Таракану понадобилась квартира. У него была, правда, трехкомнатная в военном порту, но ездить было далековато. Квартиру он отдал зятю и получил четырехкомнатную в городе, в новом доме, на себя, жену и собачку. Очередь из многодетных, больных и увечных была отодвинута в сторонку. Недели две наше МТО делало в этой квартире ремонт, столярная мастерская лоджию остекляла. Но тут подвернулась вообще сказочная квартира на проспекте, в суперэлитном доме и мичман из жилкомиссии стал бегать по очередникам с предложением перебираться в отремонтированную адмиральскую, с условием выплатить Хозяину две тысячи баксов за «евроремонт». Таких среди льготников не нашлось, все без копейки сидели.
Далее по нарастающей…понятно, чья дочка, не имеющая к училищу никакого отношения, стала кататься в Москву и Питер по своим делам, но по училищным воинским перевозочным документам, за счет государства, то есть.
Два отставных полковника «за долю малую» писали «большому ученому»
кандидатскую диссертацию. Машинописное бюро ее печатало, а чертежное – рисовало чертежи и схемы. Приезжавшего на отдых из Москвы научного руководителя парили в баньке в дивизионе учебных катеров, устраивали ему катерные прогулки по акватории, возили на острова, где жарились шашлыки, проливались коньяки и провозглашались тосты.
В те поры встал вопрос обучения в училище на четвертом факультете не то
внуков адмирала Плешанова, не то племянников адмирала Саканотова. Но четвертый факультет образован недавно и размещен в наспех отремонтированном старом здании, освободившемся после сокращения первого факультета. Негоже высокородным отпрыскам жить в старых помещениях с осыпающейся на голову штукатуркой и с фановыми системами, периодически освежающими потолки и стены, а также подвернувшихся обитателей находящейся в них субстанцией.

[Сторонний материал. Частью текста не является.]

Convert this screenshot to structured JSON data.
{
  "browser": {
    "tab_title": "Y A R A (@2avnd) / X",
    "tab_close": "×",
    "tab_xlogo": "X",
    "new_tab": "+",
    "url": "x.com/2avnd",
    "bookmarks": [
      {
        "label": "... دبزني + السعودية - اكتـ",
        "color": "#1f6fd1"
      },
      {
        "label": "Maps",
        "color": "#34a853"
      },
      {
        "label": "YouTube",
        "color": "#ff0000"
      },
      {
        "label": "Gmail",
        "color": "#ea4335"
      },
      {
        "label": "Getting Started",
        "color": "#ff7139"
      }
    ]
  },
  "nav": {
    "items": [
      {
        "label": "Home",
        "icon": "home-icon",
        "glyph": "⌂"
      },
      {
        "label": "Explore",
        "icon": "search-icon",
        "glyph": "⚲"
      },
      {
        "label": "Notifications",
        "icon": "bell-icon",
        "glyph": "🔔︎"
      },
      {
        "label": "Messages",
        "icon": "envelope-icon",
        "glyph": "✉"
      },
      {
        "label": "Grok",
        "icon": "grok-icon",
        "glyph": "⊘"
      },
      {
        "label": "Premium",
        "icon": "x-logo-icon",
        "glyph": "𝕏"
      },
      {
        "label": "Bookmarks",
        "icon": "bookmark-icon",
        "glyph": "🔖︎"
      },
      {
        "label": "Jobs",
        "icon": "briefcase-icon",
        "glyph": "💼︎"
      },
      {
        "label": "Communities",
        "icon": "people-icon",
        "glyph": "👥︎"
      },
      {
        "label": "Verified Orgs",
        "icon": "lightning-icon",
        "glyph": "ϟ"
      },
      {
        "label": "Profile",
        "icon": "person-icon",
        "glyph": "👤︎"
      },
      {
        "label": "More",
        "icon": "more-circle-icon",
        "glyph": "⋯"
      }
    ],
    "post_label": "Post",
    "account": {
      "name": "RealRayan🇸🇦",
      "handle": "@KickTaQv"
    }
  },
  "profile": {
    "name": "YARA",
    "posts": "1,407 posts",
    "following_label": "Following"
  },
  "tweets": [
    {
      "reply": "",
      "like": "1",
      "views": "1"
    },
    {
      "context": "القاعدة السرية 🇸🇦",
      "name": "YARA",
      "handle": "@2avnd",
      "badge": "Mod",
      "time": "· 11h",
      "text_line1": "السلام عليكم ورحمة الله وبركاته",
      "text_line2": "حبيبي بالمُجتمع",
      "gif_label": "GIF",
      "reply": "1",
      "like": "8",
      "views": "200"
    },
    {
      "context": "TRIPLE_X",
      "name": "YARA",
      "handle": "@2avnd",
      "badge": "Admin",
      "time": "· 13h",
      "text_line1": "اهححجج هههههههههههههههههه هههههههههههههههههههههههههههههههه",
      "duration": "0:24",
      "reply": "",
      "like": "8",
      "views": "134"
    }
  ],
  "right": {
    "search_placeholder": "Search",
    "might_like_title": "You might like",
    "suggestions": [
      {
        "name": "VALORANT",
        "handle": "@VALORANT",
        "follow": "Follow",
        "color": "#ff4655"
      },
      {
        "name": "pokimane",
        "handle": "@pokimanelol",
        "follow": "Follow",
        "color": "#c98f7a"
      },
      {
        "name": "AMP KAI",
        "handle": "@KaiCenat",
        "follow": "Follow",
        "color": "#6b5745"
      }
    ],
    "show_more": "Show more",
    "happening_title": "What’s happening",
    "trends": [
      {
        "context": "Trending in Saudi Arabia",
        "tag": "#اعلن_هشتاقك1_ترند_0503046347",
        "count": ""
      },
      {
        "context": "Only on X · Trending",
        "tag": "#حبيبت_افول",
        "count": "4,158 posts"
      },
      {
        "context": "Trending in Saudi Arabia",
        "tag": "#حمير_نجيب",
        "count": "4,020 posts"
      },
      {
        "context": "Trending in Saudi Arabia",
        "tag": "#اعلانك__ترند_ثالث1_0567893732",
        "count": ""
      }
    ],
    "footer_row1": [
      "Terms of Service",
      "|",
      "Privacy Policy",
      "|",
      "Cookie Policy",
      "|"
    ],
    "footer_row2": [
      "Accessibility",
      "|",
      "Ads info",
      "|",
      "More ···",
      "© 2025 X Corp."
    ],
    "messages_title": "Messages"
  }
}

Принятое решение было проникнуто ублажением «тараканов» и презрением к «муравьям», которых в какой муравейник ни пересели, они продолжат в нем копошиться. Отличное, недавно выстроенное и обустроенное несколькими выпусками курсантов третьего факультета, жилое помещение красовалось в центре училища. Надо было только выкинуть оттуда хозяев. И началось великое свершение. Таракану предлагали подождать до лета, когда пятые курсы выпустятся, четвертые в плановом порядке переселятся из казарм в общежитие, а в остальных ротах командиры подготовят документы и просто передадут друг другу по актам помещения и имущество. Но у тараканов своя логика. На три дня остановили учебный процесс и началась таскотня кроватей, тумбочек, шкафов и прочего барахла из кандеек и баталерок двумя встречными потоками. Сколько при этом разбили, потеряли и уворовали всякой всячины, об этом ни в сказке сказать, ни пером описать. В двух корпусах курсанты рвали со стен фотообои, купленные за свои деньги, и наклеенные своими руками, вытаскивали замки из дверей и вырывали розетки «с мясом». На третьем факультете озлобление было всеобщим. Курсанты объявили голодовку.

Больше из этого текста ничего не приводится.